Assessing the Effects of Climate-Related Heat Stress on Tomato Fruit Quality: Focus on Allergen Quantification

Climate change is one of the most pressing global challenges of our time, with consequences that impact multiple aspects of life across the World. In addition to economic and social issues, it also causes significant environmental damages. Among the most vulnerable systems plants and agriculture face escalating threats from extreme meteorological events including rapid temperature changes, prolonged droughts, intense solar radiation, and soil waterlogging, mainly caused by the rising intensity and frequency of extreme meteorological events. Heat stress emerges as a particularly detrimental abiotic stressor, significantly affecting plant metabolism due to anthropogenic greenhouse gas emissions and global warming. Among the plant species impacted by global warming there are many crop plants cultivated for the food industry. The tomato (Solanum lycopersicum L.) is one of the most widely grown and consumed crops. It has high dietary and economic value and exhibits pronounced susceptibility to thermal stress. While prior research has established heat stress impacts on photosynthesis, enzyme activity, and secondary metabolite production, its potential effects on allergen expression remain underexplored.
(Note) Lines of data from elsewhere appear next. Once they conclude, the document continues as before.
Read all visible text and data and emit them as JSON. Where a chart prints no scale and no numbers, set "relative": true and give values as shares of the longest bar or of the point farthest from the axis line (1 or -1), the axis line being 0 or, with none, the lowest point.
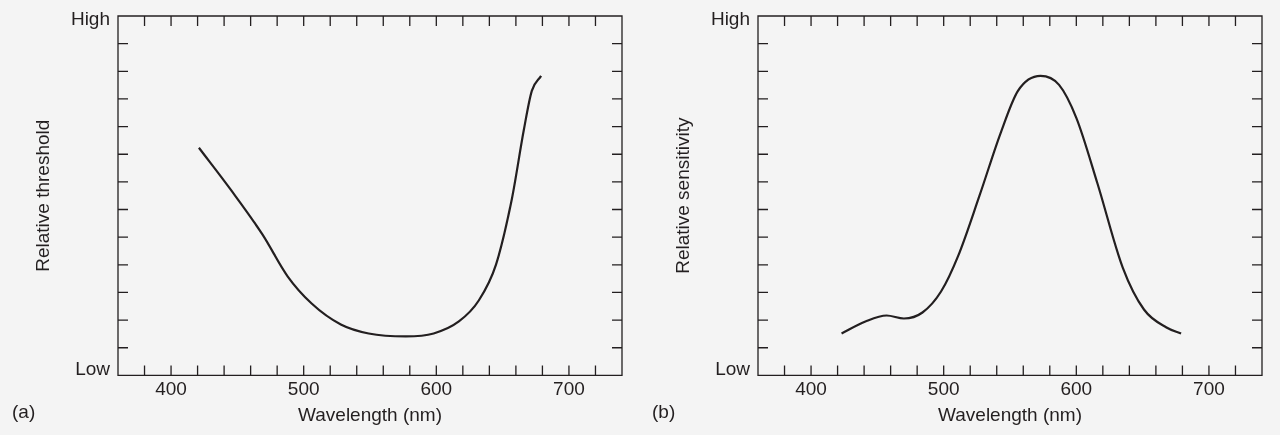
{
  "chart_data": [
    {
      "type": "line",
      "relative": true,
      "xlabel": "Wavelength (nm)",
      "ylabel": "Relative threshold",
      "annotations": [
        "High",
        "Low",
        "(a)"
      ],
      "series": [
        {
          "color": "#231f20",
          "x": [
            421,
            445,
            469,
            488,
            506,
            528,
            549,
            577,
            598,
            617,
            632,
            645,
            657,
            666,
            672,
            679
          ],
          "values": [
            0.76,
            0.62,
            0.47,
            0.33,
            0.24,
            0.17,
            0.14,
            0.13,
            0.14,
            0.18,
            0.25,
            0.37,
            0.59,
            0.82,
            0.95,
            1
          ]
        }
      ],
      "xlim": [
        360,
        740
      ],
      "xticks": [
        {
          "value": 380,
          "label": null
        },
        400,
        {
          "value": 420,
          "label": null
        },
        {
          "value": 440,
          "label": null
        },
        {
          "value": 460,
          "label": null
        },
        {
          "value": 480,
          "label": null
        },
        500,
        {
          "value": 520,
          "label": null
        },
        {
          "value": 540,
          "label": null
        },
        {
          "value": 560,
          "label": null
        },
        {
          "value": 580,
          "label": null
        },
        600,
        {
          "value": 620,
          "label": null
        },
        {
          "value": 640,
          "label": null
        },
        {
          "value": 660,
          "label": null
        },
        {
          "value": 680,
          "label": null
        },
        700,
        {
          "value": 720,
          "label": null
        }
      ],
      "grid": false,
      "legend": false,
      "marker": "none",
      "line_style": "solid"
    },
    {
      "type": "line",
      "relative": true,
      "xlabel": "Wavelength (nm)",
      "ylabel": "Relative sensitivity",
      "annotations": [
        "High",
        "Low",
        "(b)"
      ],
      "series": [
        {
          "color": "#231f20",
          "x": [
            423,
            441,
            457,
            470,
            484,
            498,
            511,
            527,
            543,
            556,
            573,
            587,
            600,
            616,
            635,
            651,
            668,
            679
          ],
          "values": [
            0.14,
            0.18,
            0.2,
            0.19,
            0.21,
            0.28,
            0.4,
            0.6,
            0.81,
            0.95,
            1,
            0.97,
            0.86,
            0.64,
            0.36,
            0.22,
            0.16,
            0.14
          ]
        }
      ],
      "xlim": [
        360,
        740
      ],
      "xticks": [
        {
          "value": 380,
          "label": null
        },
        400,
        {
          "value": 420,
          "label": null
        },
        {
          "value": 440,
          "label": null
        },
        {
          "value": 460,
          "label": null
        },
        {
          "value": 480,
          "label": null
        },
        500,
        {
          "value": 520,
          "label": null
        },
        {
          "value": 540,
          "label": null
        },
        {
          "value": 560,
          "label": null
        },
        {
          "value": 580,
          "label": null
        },
        600,
        {
          "value": 620,
          "label": null
        },
        {
          "value": 640,
          "label": null
        },
        {
          "value": 660,
          "label": null
        },
        {
          "value": 680,
          "label": null
        },
        700,
        {
          "value": 720,
          "label": null
        }
      ],
      "grid": false,
      "legend": false,
      "marker": "none",
      "line_style": "solid"
    }
  ]
}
This study investigates how thermal stress modulates the presence and concentration of allergenic compounds in tomato fruits, specifically profiling profilin and cyclophilin as key panallergens, to determine whether their quantity and/or presence changes following exposure to thermal stress. The findings aim to elucidate climate-induced alterations in food allergenicity, with implications for agricultural management and public health.